In parallel with the early work being done on DNA sequence databases, the foundations for the Swiss-Prot protein sequence database were also being laid in the early 1980s by Amos Bairoch, recounting its history from an engaging perspective in a first-person review (Bairoch 2000). Bairoch converted PIR's Atlas to a format similar to that used by EMBL for its nucleotide database. In this initial release, called PIR+, additional information about each of the proteins was added, increasing its value as a curated, well-annotated source of information on proteins. In the summer of 1986, Bairoch began distributing PIR+ on the US BIONET (a precursor to the Internet), renaming it Swiss-Prot. At that time, it contained the grand sum of 3900 protein sequences. This was seen as an overwhelming amount of data, in stark contrast to today's standards. As Swiss-Prot and EMBL followed similar formats, a natural collaboration developed between these two groups, and these collaborative efforts strengthened when both EMBL's and Swiss-Prot's operations were moved to EMBL's European Bioinformatics Institute (EBI; Cook et al. 2018) in Hinxton, UK. One of the first collaborative projects undertaken by the Swiss-Prot and EMBL teams was to create a new and much larger protein sequence database supplement to Swiss-Prot. As maintaining the high quality of Swiss-Prot entries was a time-consuming process involving extensive sequence analysis and detailed curation by expert annotators (Apweiler 2001), and to allow the quick release of protein data not yet annotated to Swiss-Prot's stringent standards, a new database called TrEMBL (for “translation of EMBL nucleotide sequences”) was created. This supplement to Swiss-Prot initially consisted of computationally annotated sequence entries derived from the translation of all coding sequences (CDSs) found in INSDC databases. In 2002, a new effort involving the Swiss Institute of Bioinformatics, EMBL-EBI, and PIR was launched, called the UniProt consortium (UniProt Consortium 2017). This effort gave rise to the UniProt Knowledgebase (UniProtKB), consisting of Swiss-Prot, TrEMBL, and PIR. A similar effort also gave rise to the NCBI Protein Database, bringing together data from numerous sources and described more fully in the text that follows.
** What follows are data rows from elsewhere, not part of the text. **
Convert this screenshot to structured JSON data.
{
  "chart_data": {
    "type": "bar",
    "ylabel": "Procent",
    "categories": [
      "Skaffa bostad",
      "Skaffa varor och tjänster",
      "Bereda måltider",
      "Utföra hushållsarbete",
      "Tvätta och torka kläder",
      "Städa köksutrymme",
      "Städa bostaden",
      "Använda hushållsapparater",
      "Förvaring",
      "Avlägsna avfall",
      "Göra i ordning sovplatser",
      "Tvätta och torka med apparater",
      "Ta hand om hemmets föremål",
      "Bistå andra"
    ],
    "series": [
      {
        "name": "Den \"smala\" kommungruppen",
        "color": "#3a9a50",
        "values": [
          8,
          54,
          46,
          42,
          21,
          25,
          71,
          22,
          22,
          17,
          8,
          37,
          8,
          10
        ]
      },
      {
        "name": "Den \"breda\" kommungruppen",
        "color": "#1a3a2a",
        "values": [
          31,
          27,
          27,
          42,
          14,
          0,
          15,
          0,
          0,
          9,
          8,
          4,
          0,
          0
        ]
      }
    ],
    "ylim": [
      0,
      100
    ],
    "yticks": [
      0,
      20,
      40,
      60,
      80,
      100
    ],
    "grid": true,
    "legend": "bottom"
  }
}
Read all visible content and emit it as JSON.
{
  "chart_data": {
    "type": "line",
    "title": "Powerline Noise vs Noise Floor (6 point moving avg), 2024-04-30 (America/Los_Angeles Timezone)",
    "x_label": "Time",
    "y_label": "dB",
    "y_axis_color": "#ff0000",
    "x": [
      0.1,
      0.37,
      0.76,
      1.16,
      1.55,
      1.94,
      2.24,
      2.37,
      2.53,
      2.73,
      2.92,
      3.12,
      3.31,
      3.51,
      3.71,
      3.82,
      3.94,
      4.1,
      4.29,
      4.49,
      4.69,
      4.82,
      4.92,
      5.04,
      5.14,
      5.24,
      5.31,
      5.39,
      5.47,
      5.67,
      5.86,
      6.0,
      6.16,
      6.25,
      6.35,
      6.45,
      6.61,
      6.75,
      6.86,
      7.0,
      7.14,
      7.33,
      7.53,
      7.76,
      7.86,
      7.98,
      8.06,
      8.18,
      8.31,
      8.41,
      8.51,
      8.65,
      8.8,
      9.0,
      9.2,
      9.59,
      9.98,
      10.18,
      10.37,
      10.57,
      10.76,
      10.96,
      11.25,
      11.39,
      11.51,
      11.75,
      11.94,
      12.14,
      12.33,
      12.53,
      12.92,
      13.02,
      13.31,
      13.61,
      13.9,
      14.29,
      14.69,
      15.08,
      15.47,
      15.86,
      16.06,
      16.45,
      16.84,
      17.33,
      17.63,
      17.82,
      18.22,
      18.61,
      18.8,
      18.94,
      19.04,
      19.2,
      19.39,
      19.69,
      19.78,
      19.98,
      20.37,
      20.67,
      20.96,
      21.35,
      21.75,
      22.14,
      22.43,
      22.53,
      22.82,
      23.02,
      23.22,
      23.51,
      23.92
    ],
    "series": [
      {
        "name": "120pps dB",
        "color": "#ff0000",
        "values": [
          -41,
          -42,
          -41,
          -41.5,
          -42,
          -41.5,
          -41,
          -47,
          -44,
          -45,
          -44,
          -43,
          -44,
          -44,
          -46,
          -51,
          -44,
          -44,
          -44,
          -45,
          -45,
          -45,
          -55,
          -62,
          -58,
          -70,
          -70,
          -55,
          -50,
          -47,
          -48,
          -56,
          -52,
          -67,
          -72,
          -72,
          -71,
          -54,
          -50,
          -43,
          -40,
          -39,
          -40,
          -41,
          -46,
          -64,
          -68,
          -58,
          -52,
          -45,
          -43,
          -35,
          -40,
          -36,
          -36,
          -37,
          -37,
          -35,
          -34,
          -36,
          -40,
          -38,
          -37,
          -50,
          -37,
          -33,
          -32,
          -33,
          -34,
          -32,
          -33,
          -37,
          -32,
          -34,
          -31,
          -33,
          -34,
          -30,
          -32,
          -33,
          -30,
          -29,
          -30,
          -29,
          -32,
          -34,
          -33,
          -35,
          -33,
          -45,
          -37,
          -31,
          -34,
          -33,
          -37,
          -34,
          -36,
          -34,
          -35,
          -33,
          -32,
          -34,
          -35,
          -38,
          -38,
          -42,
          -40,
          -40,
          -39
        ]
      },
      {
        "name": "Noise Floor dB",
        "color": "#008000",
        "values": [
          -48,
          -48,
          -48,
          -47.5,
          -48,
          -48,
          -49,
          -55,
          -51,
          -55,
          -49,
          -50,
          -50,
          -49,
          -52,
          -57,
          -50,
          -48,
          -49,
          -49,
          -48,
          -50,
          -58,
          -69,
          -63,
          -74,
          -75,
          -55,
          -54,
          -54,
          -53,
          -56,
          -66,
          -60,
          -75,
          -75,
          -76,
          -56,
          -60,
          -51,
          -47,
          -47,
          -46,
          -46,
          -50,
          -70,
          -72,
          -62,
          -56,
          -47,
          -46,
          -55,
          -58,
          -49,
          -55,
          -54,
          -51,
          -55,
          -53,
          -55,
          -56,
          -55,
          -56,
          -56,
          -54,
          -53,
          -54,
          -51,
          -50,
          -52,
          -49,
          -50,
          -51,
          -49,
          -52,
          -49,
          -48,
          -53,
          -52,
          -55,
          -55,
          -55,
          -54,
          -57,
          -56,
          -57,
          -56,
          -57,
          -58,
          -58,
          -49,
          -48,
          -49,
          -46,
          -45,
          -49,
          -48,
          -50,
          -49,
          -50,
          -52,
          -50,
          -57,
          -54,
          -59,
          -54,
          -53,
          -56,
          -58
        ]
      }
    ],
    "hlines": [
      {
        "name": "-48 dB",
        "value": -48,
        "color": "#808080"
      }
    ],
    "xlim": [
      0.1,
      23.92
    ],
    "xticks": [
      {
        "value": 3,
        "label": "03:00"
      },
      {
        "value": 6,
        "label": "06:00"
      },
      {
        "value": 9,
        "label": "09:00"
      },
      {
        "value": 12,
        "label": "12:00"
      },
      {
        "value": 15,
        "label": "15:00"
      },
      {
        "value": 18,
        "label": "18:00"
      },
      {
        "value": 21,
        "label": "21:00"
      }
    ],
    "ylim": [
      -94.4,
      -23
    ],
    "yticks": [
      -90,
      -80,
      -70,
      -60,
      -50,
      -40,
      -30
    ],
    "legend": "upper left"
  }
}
The completion of human genome sequencing and the sequencing of numerous model genomes, as well as the existence of a gargantuan number of sequences in general, provides a golden opportunity for biological scientists, owing to the inherent value of these data. At the same time, the sheer magnitude of data also presents a conundrum to the inexperienced user, resulting not just from the size of the “sequence information space” but from the fact that the information space continues to get larger by leaps and bounds. Indeed, the sequencing landscape has changed significantly in recent years with the development of new high-throughput technologies that generate more and more sequence data in a way that is best described as “better, cheaper, faster,” with these advances feeding into the “insatiable appetite” that scientists have for more and more sequence data (Green et al. 2017). Given the inherent value of the data contained within these sequence databases, this chapter will focus on providing the reader with a solid understanding of these major public sequence databases, as a first step toward being able to perform robust and accurate bioinformatic analyses.